In 2010, after 10 years in its new building, then executive director Darren Macfee announced a $4 million Build a Better Museum project. The campaign focused on updating existing exhibits and keeping up with the ever-changing understanding of child development.
“What kids and families need today is not what they needed 10 years ago,” Macfee said in 2011.
Build a Better Museum proposed a five-phase project to make exhibits even more curiosity-inspiring with educational content directly linking cause and effect. It also sought to make the museum more appealing to the youngest and oldest children -- infants and preteens (ages 8-12).
The revamp involved nearly every existing exhibit: the farm, grocery store, medical center, TV studio, sports arena, Tiny Town, tot town, Big Splash Waterworks and included new ones, such as the BNSF Railway and Tracy’s Collision Center.
Now, five years later, the wraps will come off the final and biggest phase of the project -- Cuckoo Construction as well as the transformation of Tot Town (the toddler area) into Grow Zone.
Cuckoo Construction, which spans all three floors of the museum, will appeal to all ages -- most especially the older kids, who can climb 28 feet straight up from the museum’s lower level to its upper floor.
Grow Zone expands the age range downward.
“I like to say you’re never too young for the Lincoln Children’s Museum,” Knuth said.

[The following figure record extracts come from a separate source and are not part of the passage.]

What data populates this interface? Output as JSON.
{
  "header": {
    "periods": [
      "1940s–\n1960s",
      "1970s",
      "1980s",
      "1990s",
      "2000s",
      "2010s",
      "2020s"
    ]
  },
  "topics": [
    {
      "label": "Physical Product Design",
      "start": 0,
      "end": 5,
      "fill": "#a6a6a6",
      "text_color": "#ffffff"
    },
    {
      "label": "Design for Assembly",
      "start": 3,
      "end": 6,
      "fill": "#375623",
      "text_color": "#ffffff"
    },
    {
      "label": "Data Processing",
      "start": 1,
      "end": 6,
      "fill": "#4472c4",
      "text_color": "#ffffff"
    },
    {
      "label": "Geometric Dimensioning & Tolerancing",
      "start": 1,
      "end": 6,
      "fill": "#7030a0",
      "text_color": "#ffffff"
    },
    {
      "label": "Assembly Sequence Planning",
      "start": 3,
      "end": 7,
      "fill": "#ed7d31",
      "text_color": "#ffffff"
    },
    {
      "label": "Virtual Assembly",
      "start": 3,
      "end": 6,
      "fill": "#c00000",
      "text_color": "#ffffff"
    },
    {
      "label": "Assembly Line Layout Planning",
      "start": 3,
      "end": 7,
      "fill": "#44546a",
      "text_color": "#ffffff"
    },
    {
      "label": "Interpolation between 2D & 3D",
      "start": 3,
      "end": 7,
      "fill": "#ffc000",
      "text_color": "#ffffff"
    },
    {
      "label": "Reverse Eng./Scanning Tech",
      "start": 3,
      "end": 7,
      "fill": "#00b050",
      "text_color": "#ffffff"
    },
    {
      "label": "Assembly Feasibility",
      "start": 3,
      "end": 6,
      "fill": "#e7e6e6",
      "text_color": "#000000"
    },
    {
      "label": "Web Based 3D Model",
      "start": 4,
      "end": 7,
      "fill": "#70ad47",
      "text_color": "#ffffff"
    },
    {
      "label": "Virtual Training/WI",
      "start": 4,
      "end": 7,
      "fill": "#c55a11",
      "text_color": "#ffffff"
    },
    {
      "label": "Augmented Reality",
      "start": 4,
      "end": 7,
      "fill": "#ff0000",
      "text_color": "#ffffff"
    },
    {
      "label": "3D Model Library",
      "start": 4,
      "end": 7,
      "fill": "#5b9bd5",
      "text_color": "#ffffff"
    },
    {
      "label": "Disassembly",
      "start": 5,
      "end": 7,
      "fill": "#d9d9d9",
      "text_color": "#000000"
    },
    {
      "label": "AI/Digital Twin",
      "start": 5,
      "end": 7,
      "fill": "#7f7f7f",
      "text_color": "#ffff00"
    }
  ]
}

Grow Zone proves that, with various play areas for not-yet-mobile babies as well as for thrill-seeking climbing, sliding and plowing-head toddlers.
“Kids are exposed to so much more today,” Knuth said.
“Their brains are developing so much faster because of all these new experiences that we didn’t have 25 years ago -- or even 15 years ago.”
And so, the museum must embrace the technology, without letting it take control.
“We want to make sure it (technology) is a nice complement to the play that is happening, but that it is not the focus of it,” Knuth said.
Carraher described it best.
“It’s more important than ever for us (museum) to be around. Walk down any toy aisle and you see how everything is prebuilt to direct the play. There is no opportunity for imagination,” Carraher said.
“Here is an open book. Every time you come you can create a different story. Here it is all pure learning, pure exploration and pure creativity.”
Wherever the future takes humanity, the museum will remain true to its core mission, Knuth said:
Create, discover and learn, through the power of play.